U.S. Rep Doc Hastings, R-WA, called him an “activist judge.”
“With this ruling, Judge Redden has gone farther than ever before in substituting his decades as a lawyer for the combined wisdom of hundreds of biologists and scientists at the federal, state and tribal agencies that joined together to develop this broad, collaborative fish recovery plan,” Hastings said. “Despite broad, collaborative agreement on a recovery plan and years of record, or near record, fish returns, the Pacific Northwest is entrapped in a never-ending circle of litigation and judicial whim. At some point, reason and common sense need to prevail over an activist judge who is intent on keeping dam removal on the table and keeping this issue tied up in his courtroom for years.”
The Judge v. The ESA
Dan Rohlf, a Lewis and Clark Law School professor who also worked as a lawyer for environmental groups in the case, there has long been speculation as to whether Redden’s personal views on salmon affected how he handled the case. But he said there’s actually proof the judge didn’t overstep his bounds.
“There is quite the well-defined mechanism to determine whether Redden correctly interpreted the law, and that’s called the Ninth Circuit Court of Appeals,” Rohlf said. “His decisions have been appealed, and they have been upheld. Other appellate judges – including those outside of Oregon – have agreed Redden has correctly interpreted the law.”
Although federal dam managers suggested they might appeal Redden’s rejection of the latest BiOp last August, they released a statement in November with a promise to continue working on improvements to the plan so it’s ready for the Judge Michael Simon to assess in 2014.

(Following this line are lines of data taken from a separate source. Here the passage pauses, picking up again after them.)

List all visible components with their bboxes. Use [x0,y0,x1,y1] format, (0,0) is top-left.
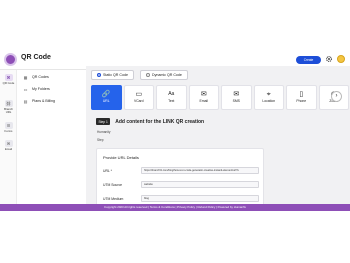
card-title: Provide URL Details [103,155,139,160]
qr-icon: ⌘ [4,74,13,81]
type-label: Text [168,99,175,103]
type-label: Email [199,99,208,103]
app-logo[interactable] [4,53,17,66]
url-details-card: Provide URL Details URL * https://branch… [96,148,264,211]
phone-icon: ▯ [299,91,304,98]
rail-item-qr-code[interactable]: ⌘ QR Code [1,74,16,85]
forms-icon: ☰ [4,122,13,129]
icon-rail: ⌘ QR Code ⛓ Branch URL ☰ Forms ✉ Email [0,70,17,211]
type-label: Phone [296,99,307,103]
step-header: Step 1 Add content for the LINK QR creat… [96,118,204,125]
sidebar-item-label: Plans & Billing [32,99,55,103]
type-vcard[interactable]: ▭ VCard [123,85,154,110]
rail-item-label: QR Code [2,81,15,85]
grid-icon: ▦ [23,74,28,80]
type-email[interactable]: ✉ Email [188,85,219,110]
rail-item-label: Branch URL [4,107,13,115]
page-title: QR Code [21,54,51,61]
email-icon: ✉ [4,140,13,147]
rail-item-label: Email [5,147,12,151]
utm-source-input[interactable]: website [141,181,259,188]
sidebar-item-plans-billing[interactable]: ▤ Plans & Billing [23,97,55,105]
rail-item-branch-url[interactable]: ⛓ Branch URL [1,100,16,114]
breadcrumb-step[interactable]: Step [97,138,104,142]
chevron-right-icon[interactable]: › [331,91,342,102]
folder-icon: ▭ [23,86,28,92]
rail-item-email[interactable]: ✉ Email [1,140,16,151]
step-title: Add content for the LINK QR creation [115,118,205,125]
utm-medium-input[interactable]: blog [141,195,259,202]
dynamic-qr-option[interactable]: Dynamic QR Code [139,70,188,80]
rail-item-label: Forms [4,129,13,133]
gear-icon[interactable] [325,55,333,63]
type-text[interactable]: Aa Text [156,85,187,110]
main-panel: Static QR Code Dynamic QR Code 🔗 URL ▭ V… [86,66,350,211]
type-location[interactable]: ⌖ Location [253,85,284,110]
type-label: URL [102,99,110,103]
option-label: Dynamic QR Code [151,73,182,77]
option-label: Static QR Code [103,73,128,77]
type-label: Location [262,99,276,103]
type-label: SMS [232,99,240,103]
sms-icon: ✉ [233,91,240,98]
utm-source-label: UTM Source [103,183,123,187]
url-label: URL * [103,169,112,173]
card-icon: ▤ [23,98,28,104]
sidebar-item-label: My Folders [32,87,50,91]
rail-item-forms[interactable]: ☰ Forms [1,122,16,133]
utm-medium-label: UTM Medium [103,197,124,201]
sidebar: ▦ QR Codes ▭ My Folders ▤ Plans & Billin… [18,70,84,211]
contact-card-icon: ▭ [135,91,143,98]
type-phone[interactable]: ▯ Phone [286,85,317,110]
url-input[interactable]: https://branch%.com/blog/how-to-in-code-… [141,167,259,174]
location-pin-icon: ⌖ [266,91,271,98]
breadcrumb-humanity[interactable]: Humanity [97,130,110,134]
content-type-list: 🔗 URL ▭ VCard Aa Text ✉ Email ✉ SMS ⌖ Lo… [91,85,349,110]
create-button[interactable]: Create [296,56,321,64]
static-qr-option[interactable]: Static QR Code [91,70,134,80]
step-badge: Step 1 [96,118,111,125]
sidebar-item-my-folders[interactable]: ▭ My Folders [23,85,50,93]
sidebar-item-label: QR Codes [32,75,49,79]
link-icon: 🔗 [101,91,111,98]
type-sms[interactable]: ✉ SMS [221,85,252,110]
radio-selected-icon [97,73,101,77]
radio-icon [145,73,150,77]
email-icon: ✉ [200,91,207,98]
footer: Copyright 2023 All rights reserved | Ter… [0,204,350,211]
text-icon: Aa [168,91,175,97]
type-url[interactable]: 🔗 URL [91,85,122,110]
link-icon: ⛓ [4,100,13,107]
avatar[interactable] [337,55,345,63]
qr-type-toggle: Static QR Code Dynamic QR Code [91,70,188,80]
sidebar-item-qr-codes[interactable]: ▦ QR Codes [23,73,49,81]
type-label: VCard [133,99,144,103]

Redden said he enjoyed the case, though it was tough to get federal dam managers to change their ways.
“It’s frustration from everybody,” he said, “but particularly for the judge in charge of this because you know what the law is. You know they know what the law is, but it’s very difficult to make a change.”
And although he has no regrets, he said he thinks the federal agencies will be better off under a new judge.
“I think it’s a good idea because I’ve been pretty tough on some of them and maybe too much,” he said. “That gave them the right to rebound and say, ‘It’s the judge.’ No, it’s the Endangered Species Act.”